Je ne dis pas que c'est simple : je dis que je dois parfois prendre des décisions rapidement. Je pourrais faire la liste des moments où j'ai eu à tenter, par tous les moyens légaux et raisonnables, d'accélérer les processus de décision. Et si vous me demandez si je suis satisfait de la façon dont tout a roulé, je vous réponds non, madame la sénatrice Deroche ! Évidemment non !

La presse s'en est d'ailleurs fait écho : j'ai souvent trouvé - je pense aux tests salivaires, ou aux tests antigéniques - que les recherches étaient trop longues. Un exemple : j'appelle les équipes médicales d'un grand CHU pour leur demander de reproduire une expérimentation sur un protocole de traitement très célèbre, en leur accordant un comité de protection des personnes et en finançant leur recherche ; on met plus de deux semaines à m'envoyer le résultat ; quand je finis par le recevoir, un jeudi soir, on me dit que le comité se réunira la semaine suivante pour statuer ; je m'y oppose, je fais en sorte qu'il se réunisse le samedi, des amendements sont déposés sur le protocole, etc. Vous finissez par prendre un mois dans la vue ! Il m'est évidemment arrivé d'enrager.
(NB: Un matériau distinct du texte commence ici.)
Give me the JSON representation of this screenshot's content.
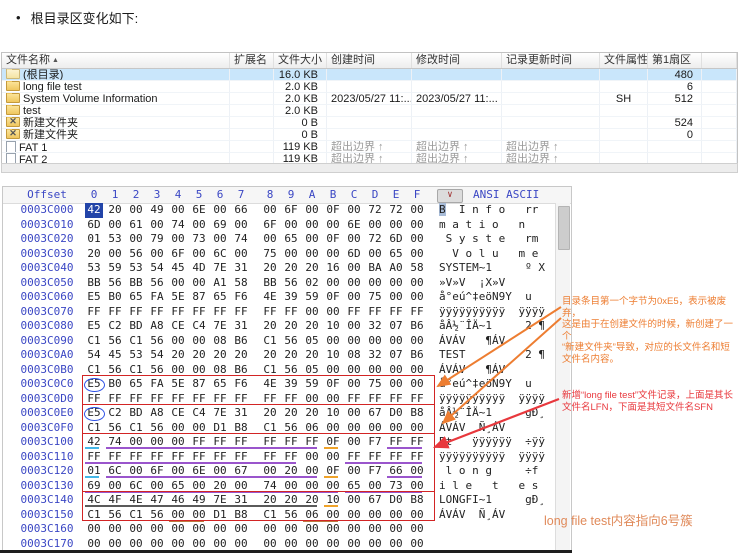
{
  "header": {
    "bullet": "•",
    "title": "根目录区变化如下:"
  },
  "file_table": {
    "sort_indicator": "▲",
    "deleted_mark": "✕",
    "columns": [
      "文件名称",
      "扩展名",
      "文件大小",
      "创建时间",
      "修改时间",
      "记录更新时间",
      "文件属性",
      "第1扇区",
      ""
    ],
    "rows": [
      {
        "icon": "folder-root",
        "name": "(根目录)",
        "ext": "",
        "size": "16.0 KB",
        "created": "",
        "modified": "",
        "record_updated": "",
        "attr": "",
        "sector": "480",
        "selected": true
      },
      {
        "icon": "folder",
        "name": "long file test",
        "ext": "",
        "size": "2.0 KB",
        "created": "",
        "modified": "",
        "record_updated": "",
        "attr": "",
        "sector": "6"
      },
      {
        "icon": "folder",
        "name": "System Volume Information",
        "ext": "",
        "size": "2.0 KB",
        "created": "2023/05/27 11:...",
        "modified": "2023/05/27 11:...",
        "record_updated": "",
        "attr": "SH",
        "sector": "512"
      },
      {
        "icon": "folder",
        "name": "test",
        "ext": "",
        "size": "2.0 KB",
        "created": "",
        "modified": "",
        "record_updated": "",
        "attr": "",
        "sector": ""
      },
      {
        "icon": "folder-deleted",
        "name": "新建文件夹",
        "ext": "",
        "size": "0 B",
        "created": "",
        "modified": "",
        "record_updated": "",
        "attr": "",
        "sector": "524"
      },
      {
        "icon": "folder-deleted",
        "name": "新建文件夹",
        "ext": "",
        "size": "0 B",
        "created": "",
        "modified": "",
        "record_updated": "",
        "attr": "",
        "sector": "0"
      },
      {
        "icon": "file",
        "name": "FAT 1",
        "ext": "",
        "size": "119 KB",
        "created": "超出边界 ↑",
        "modified": "超出边界 ↑",
        "record_updated": "超出边界 ↑",
        "attr": "",
        "sector": ""
      },
      {
        "icon": "file",
        "name": "FAT 2",
        "ext": "",
        "size": "119 KB",
        "created": "超出边界 ↑",
        "modified": "超出边界 ↑",
        "record_updated": "超出边界 ↑",
        "attr": "",
        "sector": ""
      }
    ]
  },
  "hex_editor": {
    "header": {
      "offset_label": "Offset",
      "cols": [
        "0",
        "1",
        "2",
        "3",
        "4",
        "5",
        "6",
        "7",
        "8",
        "9",
        "A",
        "B",
        "C",
        "D",
        "E",
        "F"
      ],
      "dropdown_glyph": "∨",
      "encoding_label": "ANSI ASCII"
    },
    "rows": [
      {
        "offset": "0003C000",
        "bytes": "42 20 00 49 00 6E 00 66 00 6F 00 0F 00 72 72 00",
        "ascii": "B  I n f o   rr ",
        "sel": 0,
        "asel": 0
      },
      {
        "offset": "0003C010",
        "bytes": "6D 00 61 00 74 00 69 00 6F 00 00 00 6E 00 00 00",
        "ascii": "m a t i o   n   "
      },
      {
        "offset": "0003C020",
        "bytes": "01 53 00 79 00 73 00 74 00 65 00 0F 00 72 6D 00",
        "ascii": " S y s t e   rm "
      },
      {
        "offset": "0003C030",
        "bytes": "20 00 56 00 6F 00 6C 00 75 00 00 00 6D 00 65 00",
        "ascii": "  V o l u   m e "
      },
      {
        "offset": "0003C040",
        "bytes": "53 59 53 54 45 4D 7E 31 20 20 20 16 00 BA A0 58",
        "ascii": "SYSTEM~1     º X"
      },
      {
        "offset": "0003C050",
        "bytes": "BB 56 BB 56 00 00 A1 58 BB 56 02 00 00 00 00 00",
        "ascii": "»V»V  ¡X»V      "
      },
      {
        "offset": "0003C060",
        "bytes": "E5 B0 65 FA 5E 87 65 F6 4E 39 59 0F 00 75 00 00",
        "ascii": "å°eú^‡eöN9Y  u  "
      },
      {
        "offset": "0003C070",
        "bytes": "FF FF FF FF FF FF FF FF FF FF 00 00 FF FF FF FF",
        "ascii": "ÿÿÿÿÿÿÿÿÿÿ  ÿÿÿÿ"
      },
      {
        "offset": "0003C080",
        "bytes": "E5 C2 BD A8 CE C4 7E 31 20 20 20 10 00 32 07 B6",
        "ascii": "åÂ½¨ÎÄ~1     2 ¶"
      },
      {
        "offset": "0003C090",
        "bytes": "C1 56 C1 56 00 00 08 B6 C1 56 05 00 00 00 00 00",
        "ascii": "ÁVÁV   ¶ÁV      "
      },
      {
        "offset": "0003C0A0",
        "bytes": "54 45 53 54 20 20 20 20 20 20 20 10 08 32 07 B6",
        "ascii": "TEST         2 ¶"
      },
      {
        "offset": "0003C0B0",
        "bytes": "C1 56 C1 56 00 00 08 B6 C1 56 05 00 00 00 00 00",
        "ascii": "ÁVÁV   ¶ÁV      "
      },
      {
        "offset": "0003C0C0",
        "bytes": "E5 B0 65 FA 5E 87 65 F6 4E 39 59 0F 00 75 00 00",
        "ascii": "å°eú^‡eöN9Y  u  ",
        "circle": [
          0
        ]
      },
      {
        "offset": "0003C0D0",
        "bytes": "FF FF FF FF FF FF FF FF FF FF 00 00 FF FF FF FF",
        "ascii": "ÿÿÿÿÿÿÿÿÿÿ  ÿÿÿÿ"
      },
      {
        "offset": "0003C0E0",
        "bytes": "E5 C2 BD A8 CE C4 7E 31 20 20 20 10 00 67 D0 B8",
        "ascii": "åÂ½¨ÎÄ~1     gÐ¸",
        "circle": [
          0
        ]
      },
      {
        "offset": "0003C0F0",
        "bytes": "C1 56 C1 56 00 00 D1 B8 C1 56 06 00 00 00 00 00",
        "ascii": "ÁVÁV  Ñ¸ÁV      "
      },
      {
        "offset": "0003C100",
        "bytes": "42 74 00 00 00 FF FF FF FF FF FF 0F 00 F7 FF FF",
        "ascii": "Bt   ÿÿÿÿÿÿ  ÷ÿÿ",
        "marks": [
          {
            "s": 0,
            "e": 0,
            "c": "cyan"
          },
          {
            "s": 1,
            "e": 10,
            "c": "purple"
          },
          {
            "s": 11,
            "e": 11,
            "c": "orange"
          },
          {
            "s": 14,
            "e": 15,
            "c": "purple"
          }
        ]
      },
      {
        "offset": "0003C110",
        "bytes": "FF FF FF FF FF FF FF FF FF FF 00 00 FF FF FF FF",
        "ascii": "ÿÿÿÿÿÿÿÿÿÿ  ÿÿÿÿ",
        "marks": [
          {
            "s": 0,
            "e": 9,
            "c": "purple"
          },
          {
            "s": 12,
            "e": 15,
            "c": "purple"
          }
        ]
      },
      {
        "offset": "0003C120",
        "bytes": "01 6C 00 6F 00 6E 00 67 00 20 00 0F 00 F7 66 00",
        "ascii": " l o n g     ÷f ",
        "marks": [
          {
            "s": 0,
            "e": 0,
            "c": "cyan"
          },
          {
            "s": 1,
            "e": 10,
            "c": "purple"
          },
          {
            "s": 11,
            "e": 11,
            "c": "orange"
          },
          {
            "s": 14,
            "e": 15,
            "c": "purple"
          }
        ]
      },
      {
        "offset": "0003C130",
        "bytes": "69 00 6C 00 65 00 20 00 74 00 00 00 65 00 73 00",
        "ascii": "i l e   t   e s ",
        "marks": [
          {
            "s": 0,
            "e": 11,
            "c": "purple"
          },
          {
            "s": 12,
            "e": 15,
            "c": "purple"
          }
        ]
      },
      {
        "offset": "0003C140",
        "bytes": "4C 4F 4E 47 46 49 7E 31 20 20 20 10 00 67 D0 B8",
        "ascii": "LONGFI~1     gÐ¸",
        "marks": [
          {
            "s": 0,
            "e": 10,
            "c": "gray"
          },
          {
            "s": 11,
            "e": 11,
            "c": "orange"
          }
        ]
      },
      {
        "offset": "0003C150",
        "bytes": "C1 56 C1 56 00 00 D1 B8 C1 56 06 00 00 00 00 00",
        "ascii": "ÁVÁV  Ñ¸ÁV      ",
        "marks": [
          {
            "s": 4,
            "e": 5,
            "c": "brown"
          },
          {
            "s": 10,
            "e": 11,
            "c": "brown"
          }
        ]
      },
      {
        "offset": "0003C160",
        "bytes": "00 00 00 00 00 00 00 00 00 00 00 00 00 00 00 00",
        "ascii": "                "
      },
      {
        "offset": "0003C170",
        "bytes": "00 00 00 00 00 00 00 00 00 00 00 00 00 00 00 00",
        "ascii": "                "
      }
    ],
    "red_boxes": [
      {
        "from": 12,
        "to": 13
      },
      {
        "from": 14,
        "to": 15
      },
      {
        "from": 16,
        "to": 19
      },
      {
        "from": 20,
        "to": 21
      }
    ]
  },
  "annotations": {
    "deleted_note": "目录条目第一个字节为0xE5，表示被废弃，\n这是由于在创建文件的时候，新创建了一个\n“新建文件夹”导致，对应的长文件名和短\n文件名内容。",
    "new_record_note": "新增“long file test”文件记录，上面是其长\n文件名LFN，下面是其短文件名SFN",
    "cluster_note": "long file test内容指向6号簇"
  },
  "colors": {
    "marks": {
      "cyan": "#45b6e6",
      "purple": "#9a55cc",
      "orange": "#efa32a",
      "gray": "#5a5a5a",
      "brown": "#bf7b42"
    },
    "red_box": "#d22424",
    "blue_circle": "#2d50e6",
    "annotation_orange": "#ed7d31",
    "annotation_red": "#e8383d",
    "selection_blue": "#2244a8",
    "selected_row": "#c9e6fb"
  }
}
Une dernière anecdote : lorsque la France a manqué d'écouvillons - le premier producteur mondial est italien, et les frontières étaient fermées -, une femme formidable, Mme Lemoine, qui tient une entreprise familiale de cotons-tiges dans l'Orne, s'est proposée pour fabriquer des écouvillons. Elle a été très rapide pour transformer ses chaînes de production. Mais cela prend du temps ! Entre le moment où nous manquions des écouvillons nécessaires aux prélèvements et l'autorisation définitive des nouveaux écouvillons, il s'est écoulé des semaines. Il faut des processus de validation scientifique : nous faisons attention à tout ! Quand des masques arrivent de Chine, même si vous manquez de masques sur le territoire, vous ne pouvez pas les distribuer tant que la douane n'a pas vérifié qu'ils étaient conformes et efficaces ; et ça prend des jours ! Entre le moment où vous prenez une décision et le moment où elle est mise en oeuvre de façon opérationnelle, ça prend des jours.

Le système français est particulièrement normatif ; nous avons fait sauter, pendant la période, un paquet de normes qui étaient illusoires et dérisoires - j'ai signé des décrets et des arrêtés de simplification à tour de bras -, mais, que voulez-vous, certaines choses prennent du temps. Croyez-moi : je le regrette au moins autant que vous.